There’s another major factor that played into the rise of the 90s disaster movie, though: CGI was getting just good enough to get the job done. Jurassic Park (kind of a disaster movie, mostly a monster movie) helped usher in decent CGI employed scarcely for effect—a complement to practical effects rather than a total replacement. And from there, Hollywood never looked back. Dante’s Peak was mostly shot on location in the town of Wallace, Idaho, so the natural splendor was already there as a scenic backdrop. They just had to make a nearby mountain kinda look like it was spewing smoke and ash, then add some digital lava to consume houses and stuff. Does it look great? No. It’s not terrible, though. And I bet it looked pretty good in 1997.
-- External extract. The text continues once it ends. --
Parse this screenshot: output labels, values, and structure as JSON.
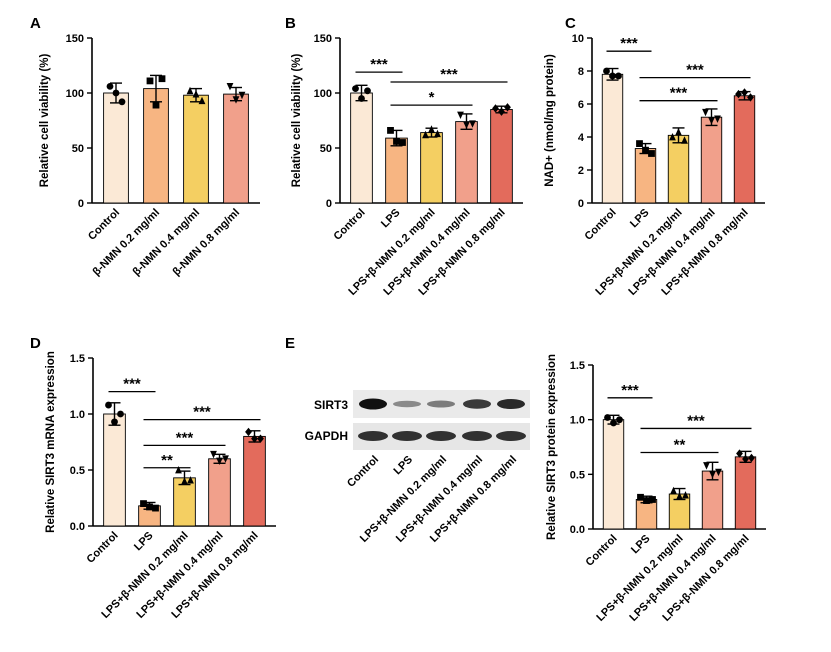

But the most interesting reason for this subgenre’s rapid rise is the least tangible one: Y2K, baby!
This is the crux of my fascination with the topic. Did a relatively unrelated rise of disaster movies help fuel the pre-millennium panic of the late 90s? Or was it the other way around and millions of anxious viewers were watching these films as a way of coping with our possible destruction?** I think it has to be a little bit of Column A, a little bit of Column B…and I think there’s a worthwhile exploration to be made with such an idea.***
As for the chapter on Dante’s Peak—or maybe Dante’s Peak, Volcano, and Volcano: Fire On the Mountain (also released in 1997!)—it would be a doozy. All manner of natural disasters are pretty terrifying, and even goofy things like giant monsters and alien invaders can evoke some feelings of mild panic. But there’s something a little more poetic about an extinction-level event caused by something hiding in plain sight that has the potential to burn us alive. Really gives you a hankering for hot buttered popcorn and ice-cold Coca-Cola, doesn’t it?
*We all know about Armageddon and Deep Impact in 1998. But did you know that a Hallmark film called Tornado! was released a mere three days before Twister in 1996? It stars Bruce Campbell and Ernie Hudson. I am not making this up.
**I like to imagine people in the late 90s watching these disaster movies and then listening to Busta Rhymes on the ride home, whose first three albums—released in 1996, 1997, and 1998—were laced with Y2K panic.
***One piece of evidence to consider would be a comparison with earlier disaster films released during the Cold War. There was certainly apocalypse dread in those days, but there was no ticking clock for that version of impending doom. And, yes, it was simply harder to portray large-scale disasters on the big screen before CGI became more commonplace.
Dante’s Peak is now streaming on Starz and DirecTV, and it is available for rent elsewhere.
That makes so much sense about Y2K. For the record that disaster movie essay collection sounds rad, would read!!
I've re-watched this within the last couple of years and I would dare say that it still holds up. I saw this in the theatres in 1997 and I can still remember the cringe I felt during the "row, row, row your boat" scene and the facepalm-inducing decision by the grandmother to jump ship into the acid water when it looked pretty obvious to me that the boat was close enough to the opposite bank that her decision was stupid and unnecessary.